Without focus, you are attempting to be all things to everybody, and that is a recipe for failure. 

This article is not about how to decide your focus, that’s another issue.  What I am exploring here are seven (7) benefits of focus in the hope of assisting you to build and maintain your own focus. 

1. Focus builds commitment

When you decide your focus, you are immediately inspired to action.  You suddenly see a way ahead and your goal is seen as achievable.  The act of choice – deciding what to do and what not to do – frees up your creative capacity and enables you to move forward.  The experience of progress builds commitment to your chosen course of action. 

2. Focus saves time

Focus stops you from trying to be everything to everybody.  Trying to fulfil everyone’s needs is both time consuming and exhausting.  Focus saves you time because it enables you to let go of a lot of things and concentrate on the things that are important. 

3. Focus overcomes information overload

In this era of endless information, your focus helps you to decide what to look at and what to avoid.  It becomes a benchmark for deciding relevance.  For example, I used to focus on affiliate marketing and I would read everything I saw about the subject (a massive area).  Now that I have re-focused onto small business marketing, I can let all the affiliate marketing information pass me by.  

4. Focus attracts others

When you are focused you demonstrate commitment, enthusiasm and energy – all personal qualities that attract others.  Think of someone who is really focused and recall the energy they emit and how much easier it is to be attracted to them and their business  In contrast, think of someone who is “all over the place” in their activity. This lack of focus makes it really hard to get on board and get energised by what they do.  In fact, this kind of person can actually repel you because they tend to “suck up” your own energy because their energy is so dissipated. 

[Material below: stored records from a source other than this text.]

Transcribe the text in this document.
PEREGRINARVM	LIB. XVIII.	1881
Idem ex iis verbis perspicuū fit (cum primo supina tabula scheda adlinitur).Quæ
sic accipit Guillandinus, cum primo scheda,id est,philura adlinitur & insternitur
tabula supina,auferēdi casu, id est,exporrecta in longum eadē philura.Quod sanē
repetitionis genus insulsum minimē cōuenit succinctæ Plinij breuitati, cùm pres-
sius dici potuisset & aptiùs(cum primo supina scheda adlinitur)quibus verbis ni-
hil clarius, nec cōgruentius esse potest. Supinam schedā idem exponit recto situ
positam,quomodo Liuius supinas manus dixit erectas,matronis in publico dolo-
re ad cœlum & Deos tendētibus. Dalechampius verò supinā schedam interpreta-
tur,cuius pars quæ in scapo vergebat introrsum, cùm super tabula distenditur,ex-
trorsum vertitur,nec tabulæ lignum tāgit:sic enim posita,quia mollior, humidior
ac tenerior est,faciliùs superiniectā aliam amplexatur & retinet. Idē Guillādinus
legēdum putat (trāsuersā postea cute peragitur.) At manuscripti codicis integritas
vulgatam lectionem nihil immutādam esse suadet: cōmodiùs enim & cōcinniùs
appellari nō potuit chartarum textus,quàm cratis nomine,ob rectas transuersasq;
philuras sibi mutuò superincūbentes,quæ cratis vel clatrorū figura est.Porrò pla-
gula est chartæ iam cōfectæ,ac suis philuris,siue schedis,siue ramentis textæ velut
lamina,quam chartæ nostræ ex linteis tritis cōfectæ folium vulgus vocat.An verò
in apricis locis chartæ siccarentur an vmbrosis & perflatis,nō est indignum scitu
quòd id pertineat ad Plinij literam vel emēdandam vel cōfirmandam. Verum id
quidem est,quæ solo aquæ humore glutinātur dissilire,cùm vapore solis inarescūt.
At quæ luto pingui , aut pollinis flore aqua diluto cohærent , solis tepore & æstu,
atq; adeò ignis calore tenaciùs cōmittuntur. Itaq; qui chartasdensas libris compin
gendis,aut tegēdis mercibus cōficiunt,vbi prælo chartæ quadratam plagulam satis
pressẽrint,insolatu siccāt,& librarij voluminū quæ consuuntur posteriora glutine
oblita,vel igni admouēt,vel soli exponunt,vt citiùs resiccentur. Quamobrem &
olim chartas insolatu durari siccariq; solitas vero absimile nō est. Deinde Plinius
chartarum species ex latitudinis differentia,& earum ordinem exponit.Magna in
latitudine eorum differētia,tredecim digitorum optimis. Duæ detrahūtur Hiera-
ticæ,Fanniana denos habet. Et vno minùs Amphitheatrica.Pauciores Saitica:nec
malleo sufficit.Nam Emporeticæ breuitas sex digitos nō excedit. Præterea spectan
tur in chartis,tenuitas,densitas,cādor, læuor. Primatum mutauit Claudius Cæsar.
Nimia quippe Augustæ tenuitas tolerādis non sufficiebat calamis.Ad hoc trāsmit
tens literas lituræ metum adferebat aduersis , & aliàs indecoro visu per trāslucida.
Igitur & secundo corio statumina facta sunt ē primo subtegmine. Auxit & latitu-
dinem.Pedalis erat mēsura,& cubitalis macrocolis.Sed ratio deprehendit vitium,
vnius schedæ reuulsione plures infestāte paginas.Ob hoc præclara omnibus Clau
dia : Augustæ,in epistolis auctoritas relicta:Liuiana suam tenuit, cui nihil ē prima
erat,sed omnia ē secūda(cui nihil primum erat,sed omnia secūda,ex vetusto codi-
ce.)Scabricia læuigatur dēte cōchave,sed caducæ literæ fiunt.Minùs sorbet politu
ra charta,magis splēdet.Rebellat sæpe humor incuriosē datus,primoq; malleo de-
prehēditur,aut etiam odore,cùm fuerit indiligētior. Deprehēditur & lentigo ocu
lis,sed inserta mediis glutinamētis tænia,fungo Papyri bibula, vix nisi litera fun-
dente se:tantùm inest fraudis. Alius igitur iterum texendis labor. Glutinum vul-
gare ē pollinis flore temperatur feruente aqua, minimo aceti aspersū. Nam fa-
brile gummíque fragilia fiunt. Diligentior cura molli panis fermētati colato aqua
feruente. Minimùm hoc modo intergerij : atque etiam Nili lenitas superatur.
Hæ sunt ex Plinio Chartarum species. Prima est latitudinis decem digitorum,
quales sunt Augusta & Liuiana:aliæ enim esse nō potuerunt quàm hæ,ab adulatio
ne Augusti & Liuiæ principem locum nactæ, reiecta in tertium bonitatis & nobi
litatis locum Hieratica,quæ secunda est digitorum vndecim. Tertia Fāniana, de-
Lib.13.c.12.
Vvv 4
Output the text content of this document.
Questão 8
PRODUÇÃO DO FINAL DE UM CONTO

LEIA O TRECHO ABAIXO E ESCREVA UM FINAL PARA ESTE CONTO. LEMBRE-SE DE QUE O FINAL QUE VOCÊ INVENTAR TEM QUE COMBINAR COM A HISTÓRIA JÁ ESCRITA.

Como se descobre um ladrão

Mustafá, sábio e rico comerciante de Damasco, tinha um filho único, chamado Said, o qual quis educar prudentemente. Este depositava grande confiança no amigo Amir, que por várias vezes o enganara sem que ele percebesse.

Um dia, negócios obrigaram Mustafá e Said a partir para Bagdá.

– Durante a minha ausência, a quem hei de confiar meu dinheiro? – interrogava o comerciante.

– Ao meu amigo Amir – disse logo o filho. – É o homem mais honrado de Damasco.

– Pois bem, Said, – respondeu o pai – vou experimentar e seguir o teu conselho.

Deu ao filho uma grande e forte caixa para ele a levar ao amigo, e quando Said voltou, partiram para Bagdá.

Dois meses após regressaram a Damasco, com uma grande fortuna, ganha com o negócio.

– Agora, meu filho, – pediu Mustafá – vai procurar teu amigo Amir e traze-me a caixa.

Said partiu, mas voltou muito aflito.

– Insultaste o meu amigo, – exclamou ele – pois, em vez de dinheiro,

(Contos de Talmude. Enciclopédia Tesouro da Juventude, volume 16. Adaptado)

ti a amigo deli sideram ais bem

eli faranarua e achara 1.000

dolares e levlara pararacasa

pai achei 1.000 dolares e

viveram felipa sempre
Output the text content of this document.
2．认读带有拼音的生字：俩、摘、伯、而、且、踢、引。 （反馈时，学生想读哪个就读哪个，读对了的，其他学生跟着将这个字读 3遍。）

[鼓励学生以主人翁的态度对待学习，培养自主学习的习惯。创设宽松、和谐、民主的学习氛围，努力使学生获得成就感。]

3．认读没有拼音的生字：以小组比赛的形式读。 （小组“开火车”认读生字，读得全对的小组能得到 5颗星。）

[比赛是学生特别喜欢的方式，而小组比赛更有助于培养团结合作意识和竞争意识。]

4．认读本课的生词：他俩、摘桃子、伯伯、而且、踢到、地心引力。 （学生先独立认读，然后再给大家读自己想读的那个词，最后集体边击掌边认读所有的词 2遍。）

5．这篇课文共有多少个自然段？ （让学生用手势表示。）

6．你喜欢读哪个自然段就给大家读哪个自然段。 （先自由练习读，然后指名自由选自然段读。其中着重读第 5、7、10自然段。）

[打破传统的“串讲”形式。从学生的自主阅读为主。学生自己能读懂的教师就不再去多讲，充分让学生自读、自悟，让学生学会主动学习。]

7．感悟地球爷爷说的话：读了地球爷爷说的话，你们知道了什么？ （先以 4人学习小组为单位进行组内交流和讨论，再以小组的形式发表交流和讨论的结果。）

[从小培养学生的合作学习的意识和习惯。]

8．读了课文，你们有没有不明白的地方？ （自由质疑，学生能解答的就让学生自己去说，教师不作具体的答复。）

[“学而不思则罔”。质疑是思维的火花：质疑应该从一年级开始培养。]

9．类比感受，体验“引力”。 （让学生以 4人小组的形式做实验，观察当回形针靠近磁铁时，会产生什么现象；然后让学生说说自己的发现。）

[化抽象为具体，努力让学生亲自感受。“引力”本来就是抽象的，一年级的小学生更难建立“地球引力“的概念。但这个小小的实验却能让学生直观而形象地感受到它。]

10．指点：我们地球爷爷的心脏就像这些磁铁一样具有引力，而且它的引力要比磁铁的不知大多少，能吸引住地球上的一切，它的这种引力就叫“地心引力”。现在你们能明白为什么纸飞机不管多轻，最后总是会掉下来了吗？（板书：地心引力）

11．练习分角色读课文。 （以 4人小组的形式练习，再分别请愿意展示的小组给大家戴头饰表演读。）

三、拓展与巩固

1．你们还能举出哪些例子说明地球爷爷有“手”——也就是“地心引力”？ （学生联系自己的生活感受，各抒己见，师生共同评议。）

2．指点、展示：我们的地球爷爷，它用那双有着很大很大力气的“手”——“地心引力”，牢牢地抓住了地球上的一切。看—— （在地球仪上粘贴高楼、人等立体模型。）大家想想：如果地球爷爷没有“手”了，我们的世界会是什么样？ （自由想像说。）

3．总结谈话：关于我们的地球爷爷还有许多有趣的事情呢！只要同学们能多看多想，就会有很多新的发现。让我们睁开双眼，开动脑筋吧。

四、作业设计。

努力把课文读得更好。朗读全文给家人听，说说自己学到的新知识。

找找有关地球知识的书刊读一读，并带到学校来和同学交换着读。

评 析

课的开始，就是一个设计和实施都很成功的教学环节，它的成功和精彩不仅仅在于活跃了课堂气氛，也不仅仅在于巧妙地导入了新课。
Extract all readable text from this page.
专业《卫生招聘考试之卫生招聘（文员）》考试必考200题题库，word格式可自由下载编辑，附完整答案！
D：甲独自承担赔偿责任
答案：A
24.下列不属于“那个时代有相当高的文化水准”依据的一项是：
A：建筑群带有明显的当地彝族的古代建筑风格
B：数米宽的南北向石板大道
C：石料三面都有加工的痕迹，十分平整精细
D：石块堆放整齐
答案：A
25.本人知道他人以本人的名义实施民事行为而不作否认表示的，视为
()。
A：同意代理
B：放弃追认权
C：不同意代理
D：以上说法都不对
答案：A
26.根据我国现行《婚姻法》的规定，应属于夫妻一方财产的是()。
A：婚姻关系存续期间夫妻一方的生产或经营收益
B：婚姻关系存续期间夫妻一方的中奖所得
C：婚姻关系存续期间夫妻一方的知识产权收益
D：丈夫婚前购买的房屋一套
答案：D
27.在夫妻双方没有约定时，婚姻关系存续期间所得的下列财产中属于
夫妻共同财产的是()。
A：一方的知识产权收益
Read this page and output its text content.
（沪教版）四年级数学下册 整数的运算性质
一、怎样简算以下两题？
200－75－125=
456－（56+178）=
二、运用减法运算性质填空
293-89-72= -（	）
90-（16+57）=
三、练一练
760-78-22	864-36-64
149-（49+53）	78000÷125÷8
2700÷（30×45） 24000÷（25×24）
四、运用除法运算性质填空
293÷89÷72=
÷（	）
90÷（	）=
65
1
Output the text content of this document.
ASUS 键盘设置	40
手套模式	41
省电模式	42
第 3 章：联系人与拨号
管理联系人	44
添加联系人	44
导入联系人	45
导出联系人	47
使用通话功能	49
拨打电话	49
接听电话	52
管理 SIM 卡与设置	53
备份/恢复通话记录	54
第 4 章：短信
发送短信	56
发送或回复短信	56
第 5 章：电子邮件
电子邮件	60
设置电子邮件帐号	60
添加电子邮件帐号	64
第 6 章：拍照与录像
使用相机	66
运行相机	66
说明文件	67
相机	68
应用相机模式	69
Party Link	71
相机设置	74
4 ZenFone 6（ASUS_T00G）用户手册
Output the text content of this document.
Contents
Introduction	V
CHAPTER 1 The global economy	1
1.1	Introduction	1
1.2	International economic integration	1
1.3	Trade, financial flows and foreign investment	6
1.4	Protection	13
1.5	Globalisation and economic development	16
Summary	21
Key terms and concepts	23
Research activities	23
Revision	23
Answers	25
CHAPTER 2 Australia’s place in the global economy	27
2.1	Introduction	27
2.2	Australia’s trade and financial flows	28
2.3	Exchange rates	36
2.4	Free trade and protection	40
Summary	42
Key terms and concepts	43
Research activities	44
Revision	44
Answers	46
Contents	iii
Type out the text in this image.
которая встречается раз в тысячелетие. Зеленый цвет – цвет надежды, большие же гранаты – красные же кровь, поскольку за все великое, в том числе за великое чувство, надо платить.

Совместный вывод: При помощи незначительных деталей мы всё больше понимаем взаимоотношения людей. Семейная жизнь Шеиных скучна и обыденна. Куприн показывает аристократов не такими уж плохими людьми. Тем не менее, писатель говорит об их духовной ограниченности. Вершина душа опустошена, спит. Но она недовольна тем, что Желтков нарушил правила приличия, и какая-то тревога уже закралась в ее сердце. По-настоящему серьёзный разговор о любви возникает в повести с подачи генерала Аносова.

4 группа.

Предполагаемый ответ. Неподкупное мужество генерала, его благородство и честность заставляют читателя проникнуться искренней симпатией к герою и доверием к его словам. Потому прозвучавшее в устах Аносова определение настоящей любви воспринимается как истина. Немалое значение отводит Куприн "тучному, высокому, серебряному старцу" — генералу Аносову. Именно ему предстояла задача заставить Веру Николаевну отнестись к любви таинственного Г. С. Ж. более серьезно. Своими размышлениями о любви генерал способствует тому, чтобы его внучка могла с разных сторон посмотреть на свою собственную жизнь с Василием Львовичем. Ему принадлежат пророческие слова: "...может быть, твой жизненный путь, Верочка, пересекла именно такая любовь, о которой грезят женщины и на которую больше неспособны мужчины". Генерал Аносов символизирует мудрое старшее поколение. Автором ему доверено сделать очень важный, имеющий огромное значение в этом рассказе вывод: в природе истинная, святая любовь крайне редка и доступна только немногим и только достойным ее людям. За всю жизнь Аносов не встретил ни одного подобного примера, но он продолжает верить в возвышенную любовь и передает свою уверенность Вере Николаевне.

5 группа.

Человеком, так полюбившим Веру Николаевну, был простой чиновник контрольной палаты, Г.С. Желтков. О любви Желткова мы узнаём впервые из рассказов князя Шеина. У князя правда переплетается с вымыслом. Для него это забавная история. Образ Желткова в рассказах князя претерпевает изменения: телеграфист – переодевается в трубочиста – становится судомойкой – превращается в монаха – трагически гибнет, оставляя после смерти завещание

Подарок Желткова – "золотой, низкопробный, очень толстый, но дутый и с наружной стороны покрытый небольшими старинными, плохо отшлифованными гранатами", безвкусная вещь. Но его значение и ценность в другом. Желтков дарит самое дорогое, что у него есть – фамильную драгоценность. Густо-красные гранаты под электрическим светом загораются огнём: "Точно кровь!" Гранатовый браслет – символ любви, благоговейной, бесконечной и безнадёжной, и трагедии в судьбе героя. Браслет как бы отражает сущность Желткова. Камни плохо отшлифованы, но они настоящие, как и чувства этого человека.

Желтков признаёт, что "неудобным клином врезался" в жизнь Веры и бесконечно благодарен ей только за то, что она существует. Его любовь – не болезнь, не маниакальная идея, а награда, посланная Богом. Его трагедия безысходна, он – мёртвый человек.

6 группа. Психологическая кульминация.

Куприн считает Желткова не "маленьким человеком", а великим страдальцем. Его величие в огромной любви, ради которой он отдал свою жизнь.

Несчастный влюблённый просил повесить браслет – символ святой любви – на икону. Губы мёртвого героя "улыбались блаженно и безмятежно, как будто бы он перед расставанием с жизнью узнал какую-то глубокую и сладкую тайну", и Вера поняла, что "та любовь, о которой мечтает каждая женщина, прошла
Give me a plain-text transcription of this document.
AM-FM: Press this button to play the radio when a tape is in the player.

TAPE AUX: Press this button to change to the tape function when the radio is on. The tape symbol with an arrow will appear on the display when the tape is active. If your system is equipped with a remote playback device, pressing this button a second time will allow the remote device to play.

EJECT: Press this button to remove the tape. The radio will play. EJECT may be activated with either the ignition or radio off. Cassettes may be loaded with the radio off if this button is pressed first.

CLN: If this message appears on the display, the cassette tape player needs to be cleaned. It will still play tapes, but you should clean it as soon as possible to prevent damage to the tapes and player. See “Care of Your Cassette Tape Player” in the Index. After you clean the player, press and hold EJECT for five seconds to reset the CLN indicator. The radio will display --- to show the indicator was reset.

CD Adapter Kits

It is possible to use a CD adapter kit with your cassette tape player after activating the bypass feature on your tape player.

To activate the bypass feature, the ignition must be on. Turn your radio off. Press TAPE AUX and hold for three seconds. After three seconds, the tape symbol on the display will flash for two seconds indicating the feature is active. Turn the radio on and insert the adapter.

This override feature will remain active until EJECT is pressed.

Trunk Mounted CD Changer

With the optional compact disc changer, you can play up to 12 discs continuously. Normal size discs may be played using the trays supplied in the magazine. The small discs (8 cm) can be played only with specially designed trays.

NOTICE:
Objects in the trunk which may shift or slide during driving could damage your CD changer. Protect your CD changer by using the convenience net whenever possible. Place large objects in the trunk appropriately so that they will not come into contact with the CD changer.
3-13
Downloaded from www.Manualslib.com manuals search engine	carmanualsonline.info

5. Focus develops disciplined energy and enhances productivity

You have to have discipline to focus your energy in the first place.  Then, as you grow and maintain your focus, you strengthen your discipline and you begin to develop productive habits.  Your deepening focus enables you to ward off distractions, to set priorities and to choose activities that will lead more directly to your small business goals.  Focus brings into play the power of concentration. 

6. Focus develops expertise and Trusted Authority status

Through your focus, you are better able to increase your knowledge and understanding of your target market and their needs.  You feel more committed to use your expertise and core competence to help your customers solve their real, everyday problems.  Through this assistance with problem resolution you are able to build your status as a Trusted Authority – one who is not just an expert but who has demonstrated the capacity to use their expertise to help customers solve their problems.  So you become the Trusted Authority in your marketplace. 

7. Focus creates wealth

Focus enables you to direct your energy and creativity to identifying and meeting your customers’ needs – the foundation for real small business growth and personal wealth.  As a friend of mine, Jennifer Ledbetter, often states in the context of small business marketing:

If you are willing to do for a year what others won’t,  you can spend a lifetime doing what others CAN’T.

Focus brings multiple rewards.  It builds your commitment and develops your Trusted Authority status.  Through focusing you save time, overcome information overload and attract others.  Focus helps you to develop disciplined energy, to improve your productivity and, in the final analysis, to create wealth.